Er beschreibt sehr schön einen anhaltenden Zustand, der im Höhepunkt der Krise von allen Banken ängstlich auf den Höhepunkt getrieben wurde, indem keine Bank der anderen noch Geld ausgeliehen hat aus Angst vor Totalverlust. Nur durch massive Flutung der Zentralbanken mit Liquidität konnte der akute Herzstillstand des Geldumlaufs überwunden werden. Es war medizinisch ein Koma mit Herzlungenmaschine. Die jetzige "Pufferbildung ist doch auch eine Illusion, wie alle Versicherungen. Das vernünftigste Versicherungsprinzip hatten früher die Bauern am Ort: Wenn einem eine von seinen drei Kühen verreckte, gaben alle so viel her, dass er sich eine neue Kuh kaufen konnte. Es gab keinen Sicherungsfond für verreckte Kühe, sondern im Bedarfsfall waren "Alle für Einen", das alte Motto von Raiffeisen.

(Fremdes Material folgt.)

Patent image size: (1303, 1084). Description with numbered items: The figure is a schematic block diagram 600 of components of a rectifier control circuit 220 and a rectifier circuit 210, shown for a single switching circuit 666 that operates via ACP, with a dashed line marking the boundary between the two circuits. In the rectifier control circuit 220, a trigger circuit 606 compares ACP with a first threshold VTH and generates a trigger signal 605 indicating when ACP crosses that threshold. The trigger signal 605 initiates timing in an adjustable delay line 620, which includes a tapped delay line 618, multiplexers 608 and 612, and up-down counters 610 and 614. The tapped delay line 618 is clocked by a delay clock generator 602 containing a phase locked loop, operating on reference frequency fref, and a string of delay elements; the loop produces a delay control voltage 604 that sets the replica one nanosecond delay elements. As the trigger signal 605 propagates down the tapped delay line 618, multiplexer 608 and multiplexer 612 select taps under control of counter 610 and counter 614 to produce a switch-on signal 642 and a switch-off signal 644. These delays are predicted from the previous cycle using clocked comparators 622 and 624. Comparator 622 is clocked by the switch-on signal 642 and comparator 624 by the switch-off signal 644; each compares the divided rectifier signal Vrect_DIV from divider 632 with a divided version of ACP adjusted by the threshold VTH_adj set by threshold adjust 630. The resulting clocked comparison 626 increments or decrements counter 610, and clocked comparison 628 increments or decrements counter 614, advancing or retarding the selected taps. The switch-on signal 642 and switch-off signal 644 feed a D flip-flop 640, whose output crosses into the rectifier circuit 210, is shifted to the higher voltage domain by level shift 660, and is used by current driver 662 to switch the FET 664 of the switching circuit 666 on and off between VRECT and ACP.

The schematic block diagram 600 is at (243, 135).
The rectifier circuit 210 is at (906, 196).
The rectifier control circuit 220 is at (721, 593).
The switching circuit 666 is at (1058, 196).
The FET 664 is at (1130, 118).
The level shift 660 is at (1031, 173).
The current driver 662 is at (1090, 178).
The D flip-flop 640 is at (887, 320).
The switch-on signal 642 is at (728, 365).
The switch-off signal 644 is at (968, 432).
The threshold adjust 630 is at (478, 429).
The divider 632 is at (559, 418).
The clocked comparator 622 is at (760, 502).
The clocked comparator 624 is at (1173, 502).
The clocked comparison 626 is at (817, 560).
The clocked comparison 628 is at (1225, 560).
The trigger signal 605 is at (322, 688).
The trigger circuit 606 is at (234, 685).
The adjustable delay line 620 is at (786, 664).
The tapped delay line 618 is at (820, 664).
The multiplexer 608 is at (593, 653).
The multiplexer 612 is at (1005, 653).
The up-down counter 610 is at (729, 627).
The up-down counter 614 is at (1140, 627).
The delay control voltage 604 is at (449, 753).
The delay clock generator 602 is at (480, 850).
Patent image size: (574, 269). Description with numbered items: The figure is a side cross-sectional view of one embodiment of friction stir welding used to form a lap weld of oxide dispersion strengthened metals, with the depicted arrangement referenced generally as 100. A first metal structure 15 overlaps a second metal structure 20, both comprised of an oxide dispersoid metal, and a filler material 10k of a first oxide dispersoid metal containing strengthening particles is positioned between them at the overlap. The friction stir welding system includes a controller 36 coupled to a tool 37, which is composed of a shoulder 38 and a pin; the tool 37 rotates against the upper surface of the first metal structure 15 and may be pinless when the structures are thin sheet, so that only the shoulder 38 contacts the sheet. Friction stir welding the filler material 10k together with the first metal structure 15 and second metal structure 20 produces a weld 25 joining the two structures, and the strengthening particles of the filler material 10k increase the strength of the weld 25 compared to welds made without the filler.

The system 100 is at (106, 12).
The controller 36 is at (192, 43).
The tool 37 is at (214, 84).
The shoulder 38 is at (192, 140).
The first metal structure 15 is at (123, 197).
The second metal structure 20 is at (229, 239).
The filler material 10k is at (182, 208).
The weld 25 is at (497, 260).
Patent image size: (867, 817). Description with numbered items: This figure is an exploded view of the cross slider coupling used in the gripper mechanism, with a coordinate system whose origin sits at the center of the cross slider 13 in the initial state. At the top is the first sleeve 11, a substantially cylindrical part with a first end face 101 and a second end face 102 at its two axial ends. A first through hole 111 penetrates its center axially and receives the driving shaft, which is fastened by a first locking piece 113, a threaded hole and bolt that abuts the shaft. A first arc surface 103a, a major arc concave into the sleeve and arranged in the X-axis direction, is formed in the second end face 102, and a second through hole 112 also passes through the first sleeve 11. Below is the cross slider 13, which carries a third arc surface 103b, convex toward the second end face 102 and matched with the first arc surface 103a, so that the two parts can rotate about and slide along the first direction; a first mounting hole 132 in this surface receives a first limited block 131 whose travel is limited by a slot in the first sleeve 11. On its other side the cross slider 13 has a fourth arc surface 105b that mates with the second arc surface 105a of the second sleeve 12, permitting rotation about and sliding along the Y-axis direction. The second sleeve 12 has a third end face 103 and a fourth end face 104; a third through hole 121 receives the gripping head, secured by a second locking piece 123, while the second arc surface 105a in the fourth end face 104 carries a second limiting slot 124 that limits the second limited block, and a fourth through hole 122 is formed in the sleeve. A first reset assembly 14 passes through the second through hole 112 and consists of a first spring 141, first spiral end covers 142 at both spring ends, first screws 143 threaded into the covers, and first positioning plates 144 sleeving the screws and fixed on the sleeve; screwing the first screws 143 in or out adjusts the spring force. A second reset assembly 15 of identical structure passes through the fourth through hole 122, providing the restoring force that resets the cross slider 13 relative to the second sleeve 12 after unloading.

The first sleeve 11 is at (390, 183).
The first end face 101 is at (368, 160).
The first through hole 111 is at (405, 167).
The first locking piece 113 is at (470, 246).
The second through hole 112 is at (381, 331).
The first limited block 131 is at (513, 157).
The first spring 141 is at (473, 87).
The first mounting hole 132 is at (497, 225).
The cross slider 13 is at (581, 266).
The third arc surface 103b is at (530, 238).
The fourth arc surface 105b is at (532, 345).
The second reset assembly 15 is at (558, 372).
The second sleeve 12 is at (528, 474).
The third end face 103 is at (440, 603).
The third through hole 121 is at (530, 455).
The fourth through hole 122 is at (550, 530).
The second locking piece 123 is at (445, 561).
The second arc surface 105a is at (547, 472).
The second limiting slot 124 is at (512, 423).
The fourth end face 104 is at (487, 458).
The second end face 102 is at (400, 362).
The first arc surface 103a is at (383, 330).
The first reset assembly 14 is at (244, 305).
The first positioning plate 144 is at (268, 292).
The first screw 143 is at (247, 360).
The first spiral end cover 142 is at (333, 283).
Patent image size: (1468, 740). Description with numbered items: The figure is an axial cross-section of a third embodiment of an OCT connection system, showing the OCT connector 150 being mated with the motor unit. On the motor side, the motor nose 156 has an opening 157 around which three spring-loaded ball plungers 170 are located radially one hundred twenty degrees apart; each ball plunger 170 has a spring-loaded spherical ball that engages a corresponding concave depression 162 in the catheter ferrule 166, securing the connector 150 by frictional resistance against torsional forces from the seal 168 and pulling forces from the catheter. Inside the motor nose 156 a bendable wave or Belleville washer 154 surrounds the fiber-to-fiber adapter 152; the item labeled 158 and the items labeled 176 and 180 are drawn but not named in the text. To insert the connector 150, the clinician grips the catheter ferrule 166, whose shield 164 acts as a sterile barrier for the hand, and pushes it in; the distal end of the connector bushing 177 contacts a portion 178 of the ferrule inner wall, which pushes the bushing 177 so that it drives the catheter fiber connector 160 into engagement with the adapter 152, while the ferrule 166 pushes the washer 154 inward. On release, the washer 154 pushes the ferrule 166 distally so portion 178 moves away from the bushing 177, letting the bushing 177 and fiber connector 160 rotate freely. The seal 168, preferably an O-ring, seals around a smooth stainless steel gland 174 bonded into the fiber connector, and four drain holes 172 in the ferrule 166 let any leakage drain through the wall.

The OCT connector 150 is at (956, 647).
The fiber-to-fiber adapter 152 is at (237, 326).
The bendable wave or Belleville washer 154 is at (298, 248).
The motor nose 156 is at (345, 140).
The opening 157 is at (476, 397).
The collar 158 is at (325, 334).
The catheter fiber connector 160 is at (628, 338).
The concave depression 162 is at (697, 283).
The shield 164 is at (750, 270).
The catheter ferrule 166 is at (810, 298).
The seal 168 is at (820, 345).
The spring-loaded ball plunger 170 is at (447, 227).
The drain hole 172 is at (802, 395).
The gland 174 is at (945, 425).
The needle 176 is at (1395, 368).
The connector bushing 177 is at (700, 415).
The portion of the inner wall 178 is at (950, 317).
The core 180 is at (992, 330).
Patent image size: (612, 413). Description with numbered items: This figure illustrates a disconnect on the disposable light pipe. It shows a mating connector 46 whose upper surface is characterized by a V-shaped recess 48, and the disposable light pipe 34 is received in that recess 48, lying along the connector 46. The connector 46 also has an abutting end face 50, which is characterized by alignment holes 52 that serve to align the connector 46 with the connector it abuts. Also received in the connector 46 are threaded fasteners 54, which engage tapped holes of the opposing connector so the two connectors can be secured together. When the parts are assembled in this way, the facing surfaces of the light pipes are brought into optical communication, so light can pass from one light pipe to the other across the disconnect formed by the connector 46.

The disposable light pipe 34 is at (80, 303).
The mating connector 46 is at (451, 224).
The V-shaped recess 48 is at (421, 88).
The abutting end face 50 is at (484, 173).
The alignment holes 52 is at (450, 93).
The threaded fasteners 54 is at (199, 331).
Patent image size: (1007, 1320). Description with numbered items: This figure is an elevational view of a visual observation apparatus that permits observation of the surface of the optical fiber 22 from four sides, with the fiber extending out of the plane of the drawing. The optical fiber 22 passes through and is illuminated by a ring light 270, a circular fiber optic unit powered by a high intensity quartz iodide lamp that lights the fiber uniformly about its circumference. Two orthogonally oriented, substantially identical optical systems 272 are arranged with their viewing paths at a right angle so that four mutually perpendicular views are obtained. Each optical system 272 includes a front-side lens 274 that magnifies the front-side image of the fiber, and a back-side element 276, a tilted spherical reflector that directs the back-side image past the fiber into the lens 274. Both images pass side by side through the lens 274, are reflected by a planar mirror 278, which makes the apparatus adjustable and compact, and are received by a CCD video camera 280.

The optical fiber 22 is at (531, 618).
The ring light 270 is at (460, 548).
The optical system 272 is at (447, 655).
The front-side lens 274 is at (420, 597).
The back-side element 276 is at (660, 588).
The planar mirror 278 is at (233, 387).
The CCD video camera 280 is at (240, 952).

Wen hier im Kreis ein Arzt stirbt (Gilt auch für Ärztinnen!), haben sich die übrigen Ärzte verpflichtet jedesmal ein Kranzgeld von ganzen 10 Euro zu spenden. Das funktioniert bestens,und bisher konnten alle Ärzte ohne Hilfe des Staates beerdigt werden.
Das ist das einzige Versicherungsprinzip, was vernünftig und effektiv ist. Ich glaube, dass es beim Schiffsversicherer Lloyds früher auch so funktioniert hat.
Die Pufferbildung ist eine zusätzliche Verlangsamung der Umlaufgeschwindigkeit durch Stilllegung eines Teiles der Liquidität mit Wohlstandsverminderung, wie Greenspan richtig feststellt.
Wie er sich nun die Rolle des Staates zur Verhinderung der Puffer vorstellt, verrät er nicht!
Ich wünsch frohes Schaffen trotz ständigem Wetterwechsel in Natur und auf "den Märkten".